Aparentemente subvertendo o título do tema deste primeiro painel, nesta minha intervenção irei procurar demonstrar a tendência cada vez mais atual da mais alta instância do Poder judicial em Portugal – o Supremo Tribunal de Justiça – num número crescente de situações, mais do que realizar o direito ditado pelo poder legislativo legítimo, é ele mesmo quem define o conteúdo das normas que devem solucionar o caso controvertido.
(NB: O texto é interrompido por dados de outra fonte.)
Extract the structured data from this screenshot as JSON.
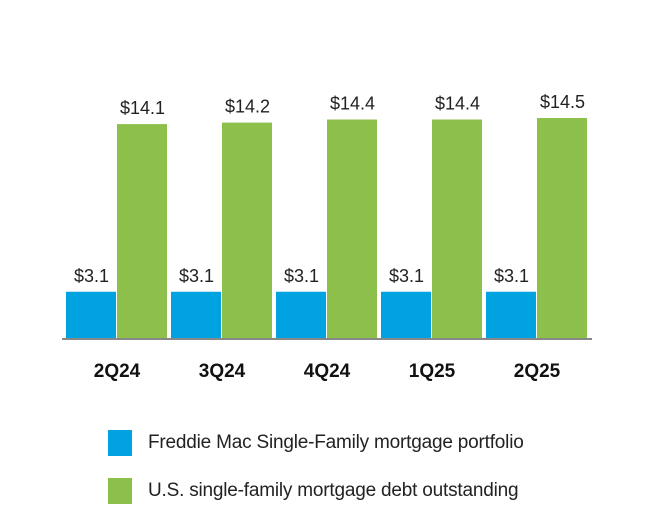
{
  "chart_data": {
    "type": "bar",
    "categories": [
      "2Q24",
      "3Q24",
      "4Q24",
      "1Q25",
      "2Q25"
    ],
    "series": [
      {
        "name": "Freddie Mac Single-Family mortgage portfolio",
        "color": "#00a3e0",
        "values": [
          3.1,
          3.1,
          3.1,
          3.1,
          3.1
        ],
        "labels": [
          "$3.1",
          "$3.1",
          "$3.1",
          "$3.1",
          "$3.1"
        ]
      },
      {
        "name": "U.S. single-family mortgage debt outstanding",
        "color": "#8cc04b",
        "values": [
          14.1,
          14.2,
          14.4,
          14.4,
          14.5
        ],
        "labels": [
          "$14.1",
          "$14.2",
          "$14.4",
          "$14.4",
          "$14.5"
        ]
      }
    ],
    "ylim": [
      0,
      14.5
    ],
    "grid": false,
    "legend_position": "bottom"
  }
}
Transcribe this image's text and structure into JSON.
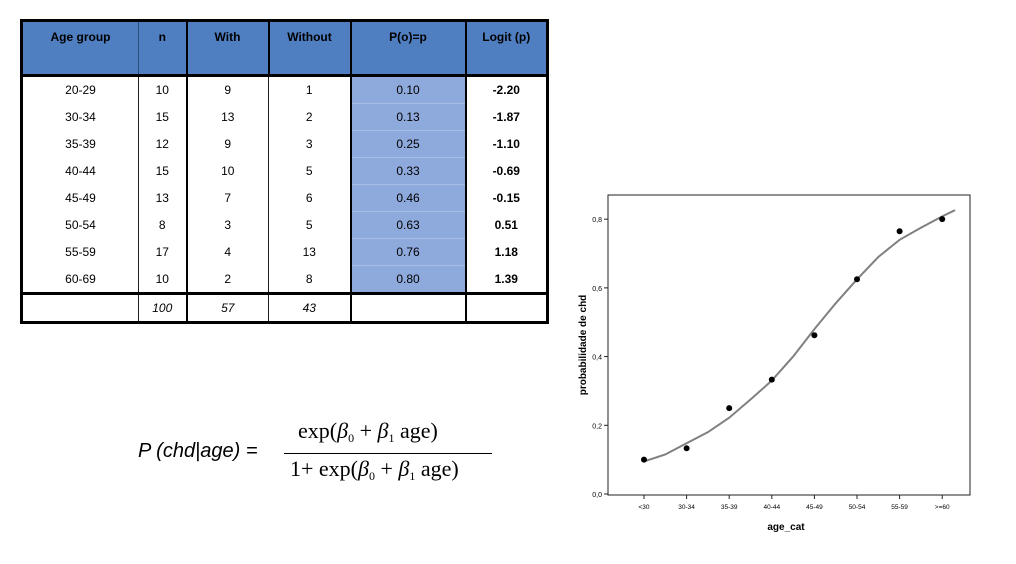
{
  "table": {
    "headers": [
      "Age group",
      "n",
      "With",
      "Without",
      "P(o)=p",
      "Logit (p)"
    ],
    "rows": [
      [
        "20-29",
        "10",
        "9",
        "1",
        "0.10",
        "-2.20"
      ],
      [
        "30-34",
        "15",
        "13",
        "2",
        "0.13",
        "-1.87"
      ],
      [
        "35-39",
        "12",
        "9",
        "3",
        "0.25",
        "-1.10"
      ],
      [
        "40-44",
        "15",
        "10",
        "5",
        "0.33",
        "-0.69"
      ],
      [
        "45-49",
        "13",
        "7",
        "6",
        "0.46",
        "-0.15"
      ],
      [
        "50-54",
        "8",
        "3",
        "5",
        "0.63",
        "0.51"
      ],
      [
        "55-59",
        "17",
        "4",
        "13",
        "0.76",
        "1.18"
      ],
      [
        "60-69",
        "10",
        "2",
        "8",
        "0.80",
        "1.39"
      ]
    ],
    "totals": [
      "",
      "100",
      "57",
      "43",
      "",
      ""
    ]
  },
  "formula": {
    "lhs": "P (chd|age) =",
    "exp": "exp(",
    "beta": "β",
    "sub0": "0",
    "sub1": "1",
    "plus": " + ",
    "age": " age)",
    "one_plus": "1+ "
  },
  "colors": {
    "table_header": "#4f7fc1",
    "p_column": "#8ea9db",
    "curve": "#808080",
    "points": "#000000"
  },
  "chart_data": {
    "type": "scatter",
    "xlabel": "age_cat",
    "ylabel": "probabilidade de chd",
    "categories": [
      "<30",
      "30-34",
      "35-39",
      "40-44",
      "45-49",
      "50-54",
      "55-59",
      ">=60"
    ],
    "values": [
      0.1,
      0.133,
      0.25,
      0.333,
      0.462,
      0.625,
      0.765,
      0.8
    ],
    "ylim": [
      0.0,
      0.85
    ],
    "yticks": [
      0.0,
      0.2,
      0.4,
      0.6,
      0.8
    ],
    "ytick_labels": [
      "0,0",
      "0,2",
      "0,4",
      "0,6",
      "0,8"
    ],
    "fitted_curve": {
      "x": [
        0,
        0.5,
        1,
        1.5,
        2,
        2.5,
        3,
        3.5,
        4,
        4.5,
        5,
        5.5,
        6,
        6.5,
        7,
        7.3
      ],
      "y": [
        0.095,
        0.115,
        0.148,
        0.18,
        0.222,
        0.275,
        0.33,
        0.4,
        0.48,
        0.555,
        0.625,
        0.69,
        0.74,
        0.775,
        0.808,
        0.826
      ]
    }
  }
}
Como referi num recente colóquio em matéria de direito civil, face à incapacidade de o poder legislativo acompanhar as rápidas mudanças sociais e tecnológicas, as decisões dos tribunais, embora proferidas em casos concretos, vão ganhando cada vez mais uma importância acrescida na definição do próprio direito que aplicam.

E o Supremo Tribunal de Justiça, pela seu posicionamento no vértice superior da pirâmide dos tribunais judiciais, funciona como uma bússola orientadora de toda a jurisprudência, neste tipo de decisões.

Na verdade, a par de um tradicional papel estabilizador, sendo dele a última palavra, o Supremo Tribunal de Justiça, cada vez mais vai-se assumindo como o grande protagonista da evolução dinâmica do direito.

Ao resolver disputas teóricas, solucionando casos da vida real, ao enfrentar novas problemáticas a aplicar legislação que já não reflete os sentimentos, nem os interesses prevalecentes da comunidade, o Supremo Tribunal de Justiça, através de uma atividade interpretativa e integradora, molda o conteúdo das regras, preenche vazios normativos e adapta as leis existentes às novas realidades.

Perante este desafiante papel, imposto pelas necessidades de um Estado de Direito surpreendido por um novo mundo e paralisado pelas sucessivas crises que o vão debilitando, não é possível escapar a um certo ativismo judiciário.

Vai fazendo algum sentido o entendimento de que verdadeiramente as leis são feitas pelos homens que as aplicam.

Com a instituição no século XVIII dos regimes liberais, é na concretização do princípio da separação de poderes que reside o segredo do equilíbrio harmónico de um Estado de Direito.

Desde sempre aprendemos que cada um dos diferentes poderes estaduais – legislativo, executivo e judicial – deve atuar de maneira independente e autónoma, mas em harmonia, evitando concentrações domínios e invasões de fronteiras, estabelecendo-se um cuidado sistema de “freios e contrapesos”.

Nesta estrutura modelar típica, o papel do Judiciário seria essencialmente o de aplicar o direito contido nas normas jurídicas criadas pelos órgãos dotados de poder legislativo.

Assim se cumpriria a função dos tribunais se limitarem a realizar o direito, aplicando o conteúdo abstrato das normas ao caso concreto, através de uma simples operação mecânica de subsunção.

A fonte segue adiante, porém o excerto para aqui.